Additionally the Top Most Parent that was used in the hierarchy (see row 8 as an example for an orphaned row, parent does not exist anymore, which can totally be the case at this customers database, as this will not render the data invalid in his use cases) and the most restrictive validity dates in the hierarchy (so the max ValidFrom and min ValidTo, NULL represents no restriction in Validity).
The table is defined like this:
CREATE TABLE [dbo].[HiTest]
(
[Id] [int] IDENTITY(1,1) NOT NULL,
[ParentId] [int] NULL,
[Name] [varchar](100) NOT NULL,
[ValidFrom] [datetime] NULL,
[ValidTo] [datetime] NULL,
CONSTRAINT [PK_HiTest]
PRIMARY KEY CLUSTERED ([Id] ASC)
WITH (PAD_INDEX = OFF, STATISTICS_NORECOMPUTE = OFF,
IGNORE_DUP_KEY = OFF, ALLOW_ROW_LOCKS = ON,
ALLOW_PAGE_LOCKS = ON) ON [PRIMARY]
) ON [PRIMARY]
And the test data:
SET IDENTITY_INSERT [dbo].[HiTest] ON
GO
INSERT [dbo].[HiTest] ([Id], [ParentId], [Name], [ValidFrom], [ValidTo])
VALUES (1, NULL, N'First Level', NULL, NULL),
(2, 1, N'Second Level 1', CAST(N'2022-01-01T00:00:00.000' AS DateTime), CAST(N'2022-12-31T00:00:00.000' AS DateTime)),
(3, 1, N'Second Level 2', NULL, NULL),
(4, 2, N'Third Level 1', CAST(N'2022-02-01T00:00:00.000' AS DateTime), CAST(N'2022-12-31T00:00:00.000' AS DateTime)),
(5, 3, N'Third Level 2', CAST(N'2022-03-01T00:00:00.000' AS DateTime), CAST(N'2022-10-31T00:00:00.000' AS DateTime)),
(6, 4, N'Fourth Level 1a', CAST(N'2022-01-01T00:00:00.000' AS DateTime), CAST(N'2022-09-30T00:00:00.000' AS DateTime)),
(6, 4, N'Fourth Level 1a', CAST(N'2022-01-01T00:00:00.000' AS DateTime), CAST(N'2022-09-30T00:00:00.000' AS DateTime)),
(8, 23, N'Orphaned Level', NULL, NULL)
GO
SET IDENTITY_INSERT [dbo].[HiTest] OFF
And the expected result should be:
Can you hint me to the best solution for this scenario (a performant way, there are round about 120000 data rows in this table).

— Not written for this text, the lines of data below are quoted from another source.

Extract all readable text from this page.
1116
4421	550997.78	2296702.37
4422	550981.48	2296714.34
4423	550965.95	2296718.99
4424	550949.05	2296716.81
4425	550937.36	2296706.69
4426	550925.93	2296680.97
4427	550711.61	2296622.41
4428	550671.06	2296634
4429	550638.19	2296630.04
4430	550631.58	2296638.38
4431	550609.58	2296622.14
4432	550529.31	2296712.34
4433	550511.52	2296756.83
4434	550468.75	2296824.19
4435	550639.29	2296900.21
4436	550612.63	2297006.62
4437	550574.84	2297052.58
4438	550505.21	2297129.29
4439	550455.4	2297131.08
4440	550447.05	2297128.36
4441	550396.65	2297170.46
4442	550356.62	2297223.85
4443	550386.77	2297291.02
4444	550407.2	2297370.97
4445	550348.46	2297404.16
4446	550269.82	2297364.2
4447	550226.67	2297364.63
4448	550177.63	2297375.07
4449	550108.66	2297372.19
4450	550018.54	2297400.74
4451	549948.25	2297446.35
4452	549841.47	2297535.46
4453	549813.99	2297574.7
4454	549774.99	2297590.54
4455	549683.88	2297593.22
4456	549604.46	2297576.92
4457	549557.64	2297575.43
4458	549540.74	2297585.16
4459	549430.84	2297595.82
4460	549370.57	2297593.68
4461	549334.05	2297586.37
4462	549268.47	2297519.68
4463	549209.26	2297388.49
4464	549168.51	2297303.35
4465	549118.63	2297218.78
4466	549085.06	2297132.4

At moment, I am playing around with an CTE solution, but I am not getting it to work.
Thank you in advance. SR
CodePudding user response:
A CTE is going to be the simplest option, given that you have multiple cascading rules that are not simple COALESCE scenarios, that is it not simple nullability checking. Judging by your output, the Agg Valid...
range can only be more restrictive than the parent range, so if the parent is valid from April to August of the same year, then the child cannot be valid before April, or after August. It can however be made valid from May to July as this is a more restrictive range than the parent.
Outside of the standard Hierarchy CTE logic the following conditions need to be tracked:
- Keep a reference to the original parent record's
[ParentId]
, pass this through unchanged. [Path]
is either the current[Id]
if[ParentId]
is NULL, if there is no existing parent record but there is a[ParentId]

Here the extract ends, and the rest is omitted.